A Strong and Coachable Team:
Investors invest in people, not just ideas. A capable and dedicated team is a critical factor for angel investors. They look for founders who have the right mix of skills, experience, and determination to bring their vision to life and being coachable is equally important. Angel investors want to work with founders who are open to feedback, willing to learn, and adaptable. A team that can execute and adapt to change when necessary is a valuable asset. The team of advisors around you is also important, angels look for the right mix of expertise to support the founders and are also willing to help bring expertise needed to the table.
A Market with potential:
We’ve already explained that start-ups must address a genuine market need or pain point to attract angel investors. Investors also want to see that there is sizable demand for this product or service too. They need to know there is potential for a large and sustainable market. A thorough market analysis that clearly identifies your target customers and the sectors that you are targeting.
A clear overview of direct and indirect competition and how you differentiate from them in particular your closest competitor. What is different about your offering, is it price, customer service, quality, sustainability? Be really clear that you understand your competition.

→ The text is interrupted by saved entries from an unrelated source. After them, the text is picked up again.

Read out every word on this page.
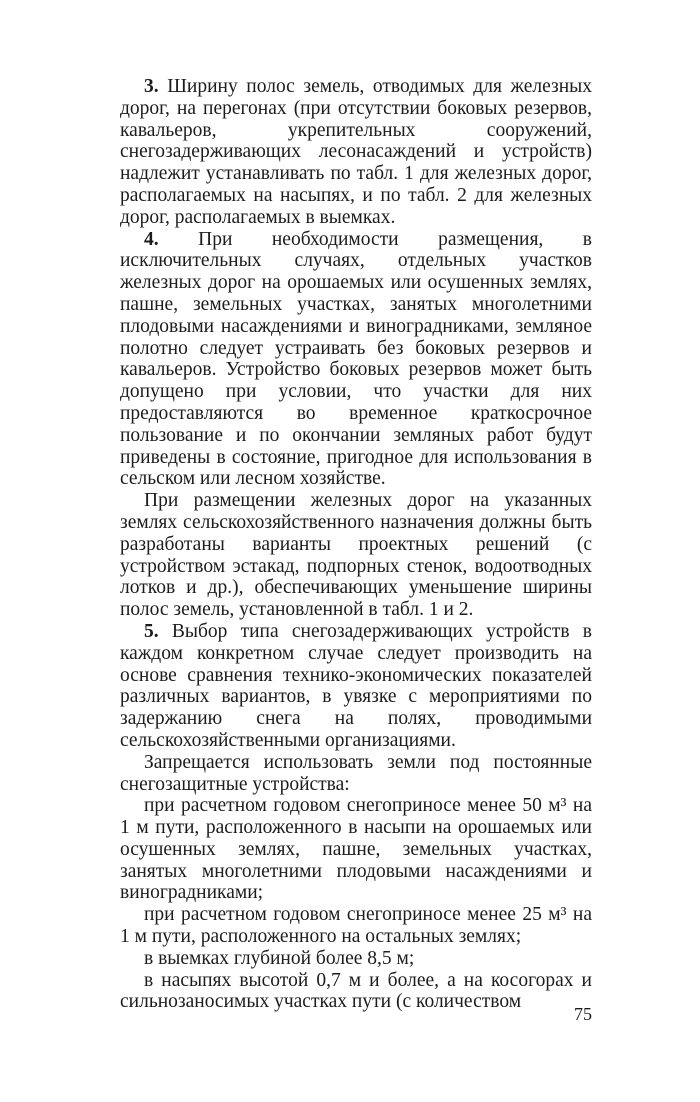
3. Ширину полос земель, отводимых для железных дорог, на перегонах (при отсутствии боковых резервов, кавальеров, укрепительных сооружений, снегозадерживающих лесонасаждений и устройств) надлежит устанавливать по табл. 1 для железных дорог, располагаемых на насыпях, и по табл. 2 для железных дорог, располагаемых в выемках.

4. При необходимости размещения, в исключительных случаях, отдельных участков железных дорог на орошаемых или осушенных землях, пашне, земельных участках, занятых многолетними плодовыми насаждениями и виноградниками, земляное полотно следует устраивать без боковых резервов и кавальеров. Устройство боковых резервов может быть допущено при условии, что участки для них предоставляются во временное краткосрочное пользование и по окончании земляных работ будут приведены в состояние, пригодное для использования в сельском или лесном хозяйстве.

При размещении железных дорог на указанных землях сельскохозяйственного назначения должны быть разработаны варианты проектных решений (с устройством эстакад, подпорных стенок, водоотводных лотков и др.), обеспечивающих уменьшение ширины полос земель, установленной в табл. 1 и 2.

5. Выбор типа снегозадерживающих устройств в каждом конкретном случае следует производить на основе сравнения технико-экономических показателей различных вариантов, в увязке с мероприятиями по задержанию снега на полях, проводимыми сельскохозяйственными организациями.

Запрещается использовать земли под постоянные снегозащитные устройства:

при расчетном годовом снегоприносе менее 50 м³ на 1 м пути, расположенного в насыпи на орошаемых или осушенных землях, пашне, земельных участках, занятых многолетними плодовыми насаждениями и виноградниками;

при расчетном годовом снегоприносе менее 25 м³ на 1 м пути, расположенного на остальных землях;

в выемках глубиной более 8,5 м;

в насыпях высотой 0,7 м и более, а на косогорах и сильнозаносимых участках пути (с количеством

75
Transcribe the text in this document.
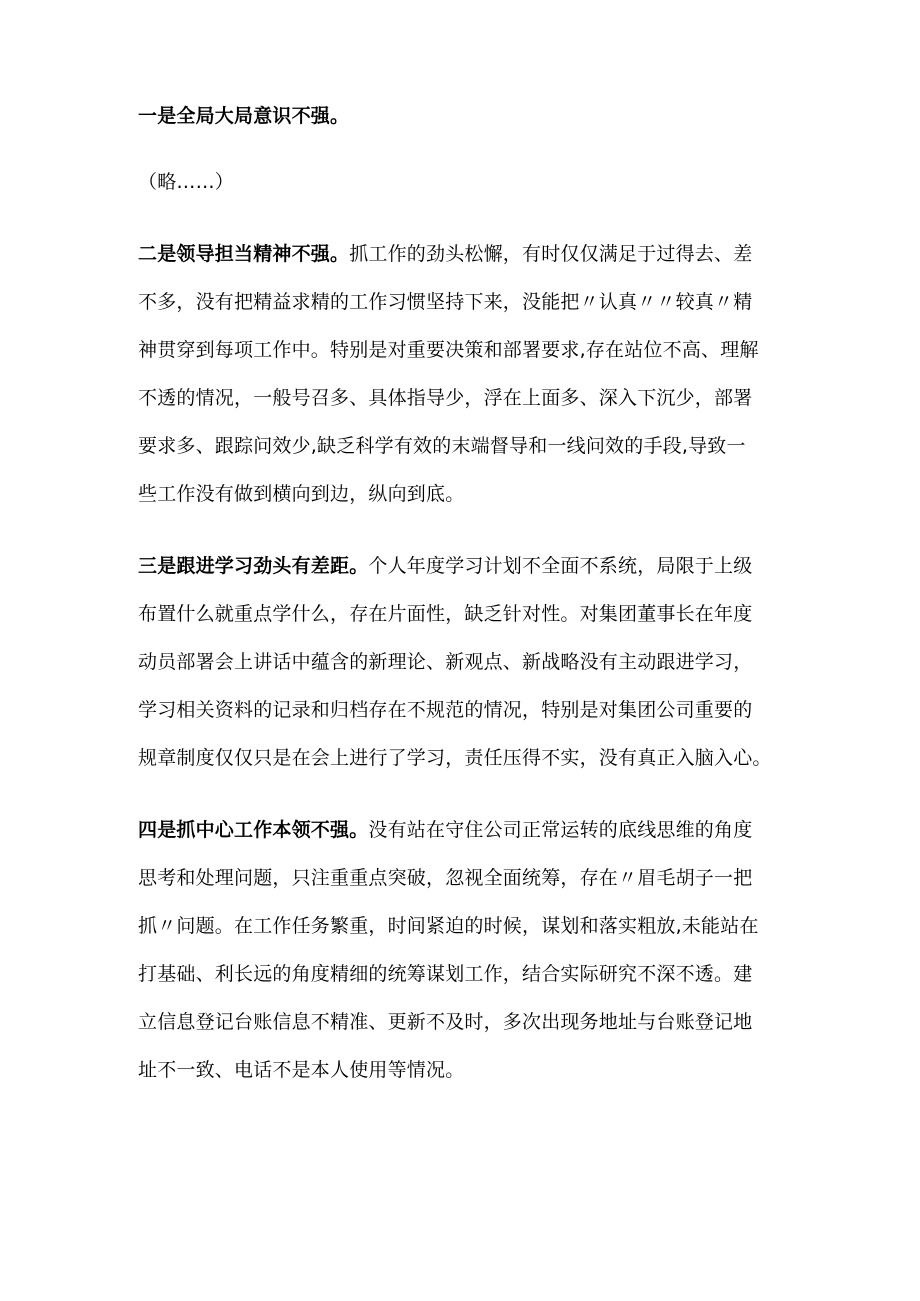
一是全局大局意识不强。
（略……）
二是领导担当精神不强。抓工作的劲头松懈，有时仅仅满足于过得去、差
不多，没有把精益求精的工作习惯坚持下来，没能把〃认真〃〃较真〃精
神贯穿到每项工作中。特别是对重要决策和部署要求,存在站位不高、理解
不透的情况，一般号召多、具体指导少，浮在上面多、深入下沉少，部署
要求多、跟踪问效少,缺乏科学有效的末端督导和一线问效的手段,导致一
些工作没有做到横向到边，纵向到底。
三是跟进学习劲头有差距。个人年度学习计划不全面不系统，局限于上级
布置什么就重点学什么，存在片面性，缺乏针对性。对集团董事长在年度
动员部署会上讲话中蕴含的新理论、新观点、新战略没有主动跟进学习，
学习相关资料的记录和归档存在不规范的情况，特别是对集团公司重要的
规章制度仅仅只是在会上进行了学习，责任压得不实，没有真正入脑入心。
四是抓中心工作本领不强。没有站在守住公司正常运转的底线思维的角度
思考和处理问题，只注重重点突破，忽视全面统筹，存在〃眉毛胡子一把
抓〃问题。在工作任务繁重，时间紧迫的时候，谋划和落实粗放,未能站在
打基础、利长远的角度精细的统筹谋划工作，结合实际研究不深不透。建
立信息登记台账信息不精准、更新不及时，多次出现务地址与台账登记地
址不一致、电话不是本人使用等情况。
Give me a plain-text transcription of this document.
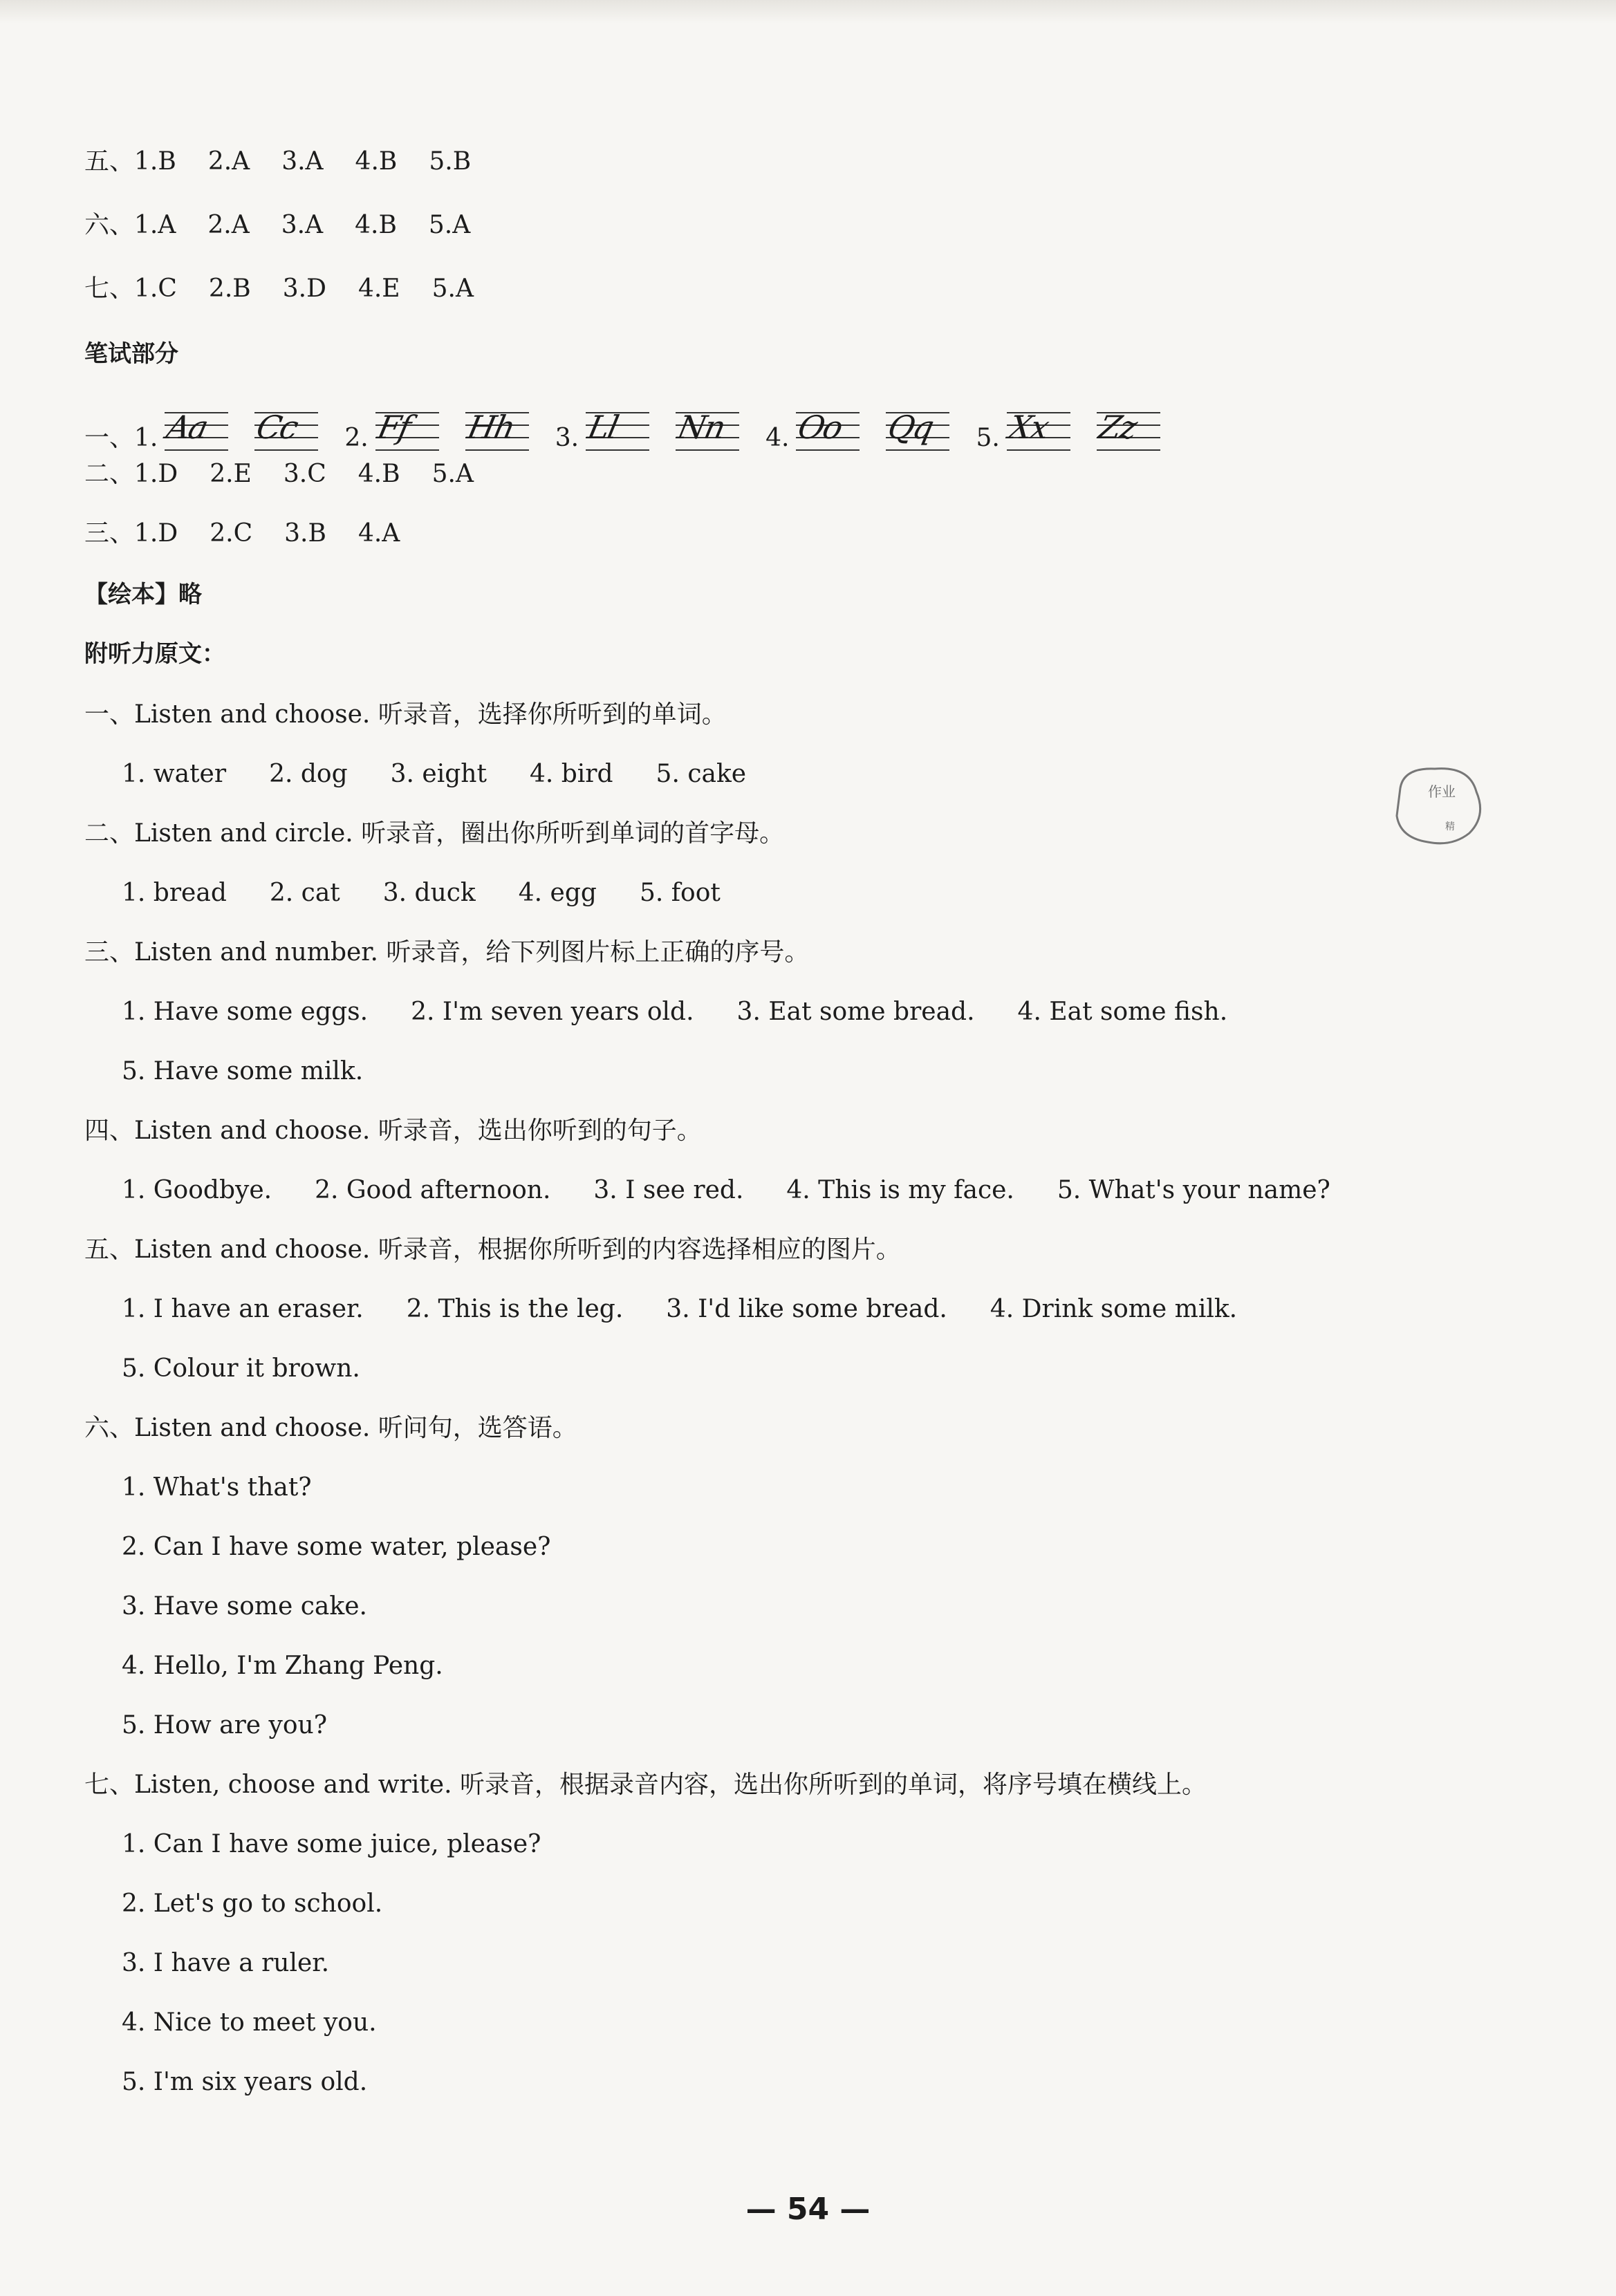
五、1.B 2.A 3.A 4.B 5.B
六、1.A 2.A 3.A 4.B 5.A
七、1.C 2.B 3.D 4.E 5.A
笔试部分
一、 1. Aa Cc 2. Ff Hh 3. Ll Nn 4. Oo Qq 5. Xx Zz
二、1.D 2.E 3.C 4.B 5.A
三、1.D 2.C 3.B 4.A
【绘本】略
附听力原文：
一、Listen and choose. 听录音，选择你所听到的单词。
1. water 2. dog 3. eight 4. bird 5. cake
二、Listen and circle. 听录音，圈出你所听到单词的首字母。
1. bread 2. cat 3. duck 4. egg 5. foot
三、Listen and number. 听录音，给下列图片标上正确的序号。
1. Have some eggs. 2. I'm seven years old. 3. Eat some bread. 4. Eat some fish.
5. Have some milk.
四、Listen and choose. 听录音，选出你听到的句子。
1. Goodbye. 2. Good afternoon. 3. I see red. 4. This is my face. 5. What's your name?
五、Listen and choose. 听录音，根据你所听到的内容选择相应的图片。
1. I have an eraser. 2. This is the leg. 3. I'd like some bread. 4. Drink some milk.
5. Colour it brown.
六、Listen and choose. 听问句，选答语。
1. What's that?
2. Can I have some water, please?
3. Have some cake.
4. Hello, I'm Zhang Peng.
5. How are you?
七、Listen, choose and write. 听录音，根据录音内容，选出你所听到的单词，将序号填在横线上。
1. Can I have some juice, please?
2. Let's go to school.
3. I have a ruler.
4. Nice to meet you.
5. I'm six years old.
— 54 —
作业
精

Business models that scale and offer growth potential:
Angel investors are interested in companies with the potential to scale rapidly, and that have clear plans for monetising an opportunity. They want to invest in start-ups that can grow exponentially – or that have the potential to capture a lucrative niche in the market – and who can articulate a series of profitable revenue streams that will develop as the business scales. Scalability can be achieved through innovative business models, technology-driven solutions, or the ability to tap into new markets. If you can demonstrate a clear plan for scaling the company, and generate a substantial return on an investor’s investment, you will have their attention!
Traction and Milestones:
Angel investors look for evidence of traction and progress. It includes evidence that you have built a product and service that customers are delighted with and have a clear basis for what they will pay for. It also includes evidencing you have or will have, paying customers. There are different ways to evidence traction which include metrics like user growth, revenue, or partnerships. Start-ups that have reached significant milestones, such as securing paying customers or achieving product-market fit, are more attractive to investors. Demonstrating progress not only validates the business concept but also reduces the perceived risk for angel investors and gives you more opportunity to negotiate a business valuation in your favour.
Exit Strategy
Investors are keen to know how they will make their money back several years down the line. If you are not looking to sell the company or raise further investment to grow and scale further to provide exit opportunities for shareholders then angel investing is not for you. There are opportunties to be negotiated around leading the company even if the ownership changes but ultimately there will be a point maybe 5, 7 or 10 years down the line when the company might be floated on a stock exchange or bought over by a larger company looking to diversify. Angels need to understand what types of companies may be interested in a potential trade sale and this should be clear in your approach.
When it comes to attracting investors you don’t need to have all the answers but, the more work you have done to present your business in a way that gives investors the information they need to understand the opportunity, the more likely you are to secure meaningful conversations with investors.